Pero había excepciones.
Por ejemplo, la noche en el jardín de su madre, cuando su cuerpo se inflamó con una pasión tan desbordante que lo consumía todo. Y, aunque la hubiera rechazado después, Zak había bajado la guardia y le había enseñado un atisbo de lo que escondía tras su fachada de dureza.
Violet no había sido capaz de expulsar ese instante de sus pensamientos. O, por lo menos, de reprimirlo con tanta facilidad como él, porque a veces asomaba en su expresión, por mucho que intentara controlarse.
¿O también eran imaginaciones suyas?
En cualquier caso, sabía que no podría seguir con su vida si no lo superaba y, cuando llegó a Nueva York, se intentó convencer de que Zak no sentía nada por ella.
Y casi lo consiguió.
Casi, porque siempre se quedaba a las puertas de su objetivo.

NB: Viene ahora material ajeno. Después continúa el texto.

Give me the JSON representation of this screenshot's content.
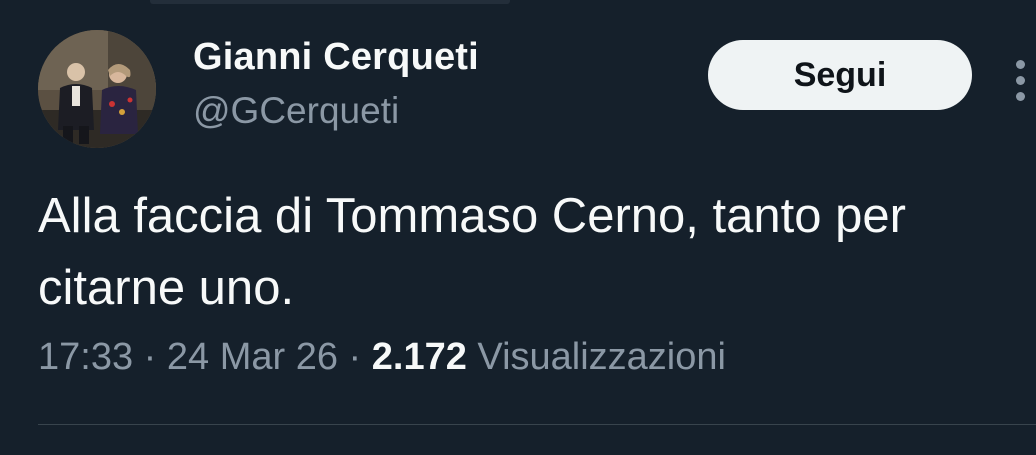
{
  "tweet": {
    "author": {
      "display_name": "Gianni Cerqueti",
      "handle": "@GCerqueti",
      "avatar_icon": "profile-photo"
    },
    "follow_button_label": "Segui",
    "more_icon": "more-vertical-icon",
    "text_lines": [
      "Alla faccia di Tommaso Cerno, tanto per",
      "citarne uno."
    ],
    "meta": {
      "time": "17:33",
      "separator": " · ",
      "date": "24 Mar 26",
      "views_count": "2.172",
      "views_label": "Visualizzazioni"
    }
  },
  "colors": {
    "background": "#15202b",
    "primary_text": "#f7f9f9",
    "secondary_text": "#8b98a5",
    "button_bg": "#eff3f4",
    "button_text": "#0f1419",
    "divider": "#38444d"
  }
}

El recuerdo de sus cálidas y habilidosas manos pesaba más de lo que estaba dispuesta a admitir. Por eso rechazaba a todos los hombres que se le acercaban. No era porque quisiera concentrarse en su carrera, sino porque Zakary Montegova estaba siempre allí, como un formidable fantasma con el que no podían competir, como una vulgar imitación del exitoso príncipe.
El aclamado príncipe era un genio. Mientras su hermano se encargaba de los asuntos internos de Montegova, él se encargaba de los intereses internacionales de su país. Y, en el transcurso de unos pocos años, había logrado que muchos presidentes comieran de su mano y se había vuelto increíblemente poderoso.
–Adelante –dijo Zak, abriéndole la puerta.